The Internet is A Friend Not An Enemy Or Competitor. Museums are still wary of the internet but that’s where people go to find information. Avoiding it or pretending it doesn’t exist doesn’t drive people to come to your physical exhibition because that’s the only way they can experience it. They just never come because they haven’t heard about it. Don’t be afraid to link to wikipedia. We all use it, we all know the limitations but your museum staff will never be able to keep up with the quantity and breadth of information on it.

Treat Your Website Like Your Physical Space. There are so many hard and fast rules for exhibition construction- how big should the text be, where’s the best place to put the shop, how do we signpost the exhibition from the museum/building/tube station, which way should people go around it and where’s the best place to put the big/gruesome/key/most valuable specimen. Unfortunately online there’s a lot of variability when it comes to exhibition web presence. Are websites only useful for listing an exhibition? No, they  have the potential for so much more.
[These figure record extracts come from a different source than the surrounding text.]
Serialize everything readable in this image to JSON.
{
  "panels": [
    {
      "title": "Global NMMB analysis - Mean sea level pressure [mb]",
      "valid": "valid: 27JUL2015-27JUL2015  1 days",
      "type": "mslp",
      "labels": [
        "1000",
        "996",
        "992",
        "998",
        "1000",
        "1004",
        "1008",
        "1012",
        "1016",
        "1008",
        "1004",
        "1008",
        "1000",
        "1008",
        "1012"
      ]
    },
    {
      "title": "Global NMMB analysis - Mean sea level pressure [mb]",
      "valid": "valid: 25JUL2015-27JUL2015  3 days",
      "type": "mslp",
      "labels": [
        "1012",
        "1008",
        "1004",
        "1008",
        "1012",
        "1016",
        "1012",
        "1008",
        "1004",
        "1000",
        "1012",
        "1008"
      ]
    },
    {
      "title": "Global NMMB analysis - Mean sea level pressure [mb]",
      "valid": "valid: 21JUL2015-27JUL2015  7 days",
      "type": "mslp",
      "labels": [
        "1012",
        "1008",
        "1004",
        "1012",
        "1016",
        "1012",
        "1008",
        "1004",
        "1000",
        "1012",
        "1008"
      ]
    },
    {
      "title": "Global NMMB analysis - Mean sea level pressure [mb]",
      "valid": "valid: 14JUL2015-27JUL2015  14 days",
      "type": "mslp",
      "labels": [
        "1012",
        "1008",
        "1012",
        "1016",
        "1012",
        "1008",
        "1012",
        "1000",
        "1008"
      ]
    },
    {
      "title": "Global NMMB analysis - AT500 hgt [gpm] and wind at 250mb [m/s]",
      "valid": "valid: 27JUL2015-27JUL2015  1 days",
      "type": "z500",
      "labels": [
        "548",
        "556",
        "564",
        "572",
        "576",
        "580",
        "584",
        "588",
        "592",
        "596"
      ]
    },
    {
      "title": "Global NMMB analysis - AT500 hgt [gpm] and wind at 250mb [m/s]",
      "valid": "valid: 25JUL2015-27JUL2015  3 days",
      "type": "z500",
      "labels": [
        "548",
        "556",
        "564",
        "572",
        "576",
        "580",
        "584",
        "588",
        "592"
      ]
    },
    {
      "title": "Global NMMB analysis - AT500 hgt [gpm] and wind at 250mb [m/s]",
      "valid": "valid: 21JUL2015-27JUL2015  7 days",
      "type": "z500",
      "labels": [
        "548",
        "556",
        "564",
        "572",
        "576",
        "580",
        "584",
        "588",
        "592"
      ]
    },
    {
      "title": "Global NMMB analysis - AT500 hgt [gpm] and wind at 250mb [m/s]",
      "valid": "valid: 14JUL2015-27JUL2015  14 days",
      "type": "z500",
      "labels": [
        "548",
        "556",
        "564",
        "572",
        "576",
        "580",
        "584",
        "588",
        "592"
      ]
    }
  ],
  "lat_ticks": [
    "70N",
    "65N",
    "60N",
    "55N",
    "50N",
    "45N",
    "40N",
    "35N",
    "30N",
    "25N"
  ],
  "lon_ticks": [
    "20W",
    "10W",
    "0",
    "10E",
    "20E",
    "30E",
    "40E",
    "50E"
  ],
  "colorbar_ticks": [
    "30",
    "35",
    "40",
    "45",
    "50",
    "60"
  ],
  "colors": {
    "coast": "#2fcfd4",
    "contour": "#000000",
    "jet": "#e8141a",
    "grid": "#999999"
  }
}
If you can find the exhibition section in the first place.

A series of questions taken from QRator

Civic And Social Engagement Are No Longer Restricted To Small Groups. Exhibitions like our award winning QRator installation are the beginnings of a hopefully exciting trend to build exhibitions where participation and engagement are embedded. ‘Co-curation’ is a term that is banded around readily but rarely is an exhibition co-curated with the public truly a joint enterprise. How can we use technology in exhibitions to meet the expectation of visitors, put the visitor voice on a par with the museum voice and keep objects as the focus?
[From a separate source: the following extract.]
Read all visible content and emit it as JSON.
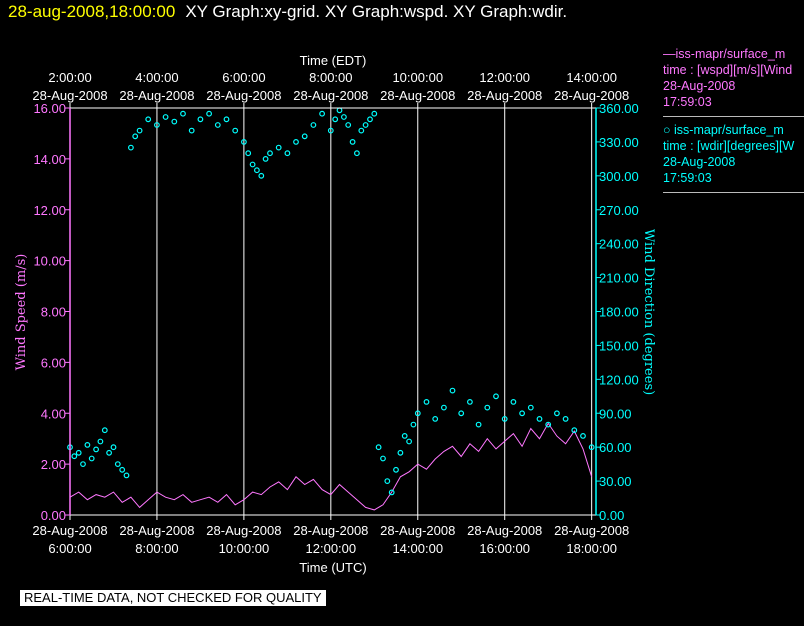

Celebrate the Museum as a Museum. A lot of the above are useful tools to expand the potential of exhibitions but museums shouldn’t lose sight of their unique selling point- objects and the people who know how to work with objects. By all means use technology to promote these but we can’t and shouldn’t be competing with the wide range of science communication professionals out there. Also science and museums are both black boxes. There’s a lot of misunderstanding about what they do and how they work. Traditionally we’ve been afraid to show this out of a misplaced incentive to display science and museums as untouchable, apolitical and infallible. It doesn’t do us any favours politically, it is blatantly not true and it doesn’t help demystify science or museums.

That’s my two cents on the future of science exhibitions. Disagree? Have other suggestions? Drop them in the comments and we’ll go from there.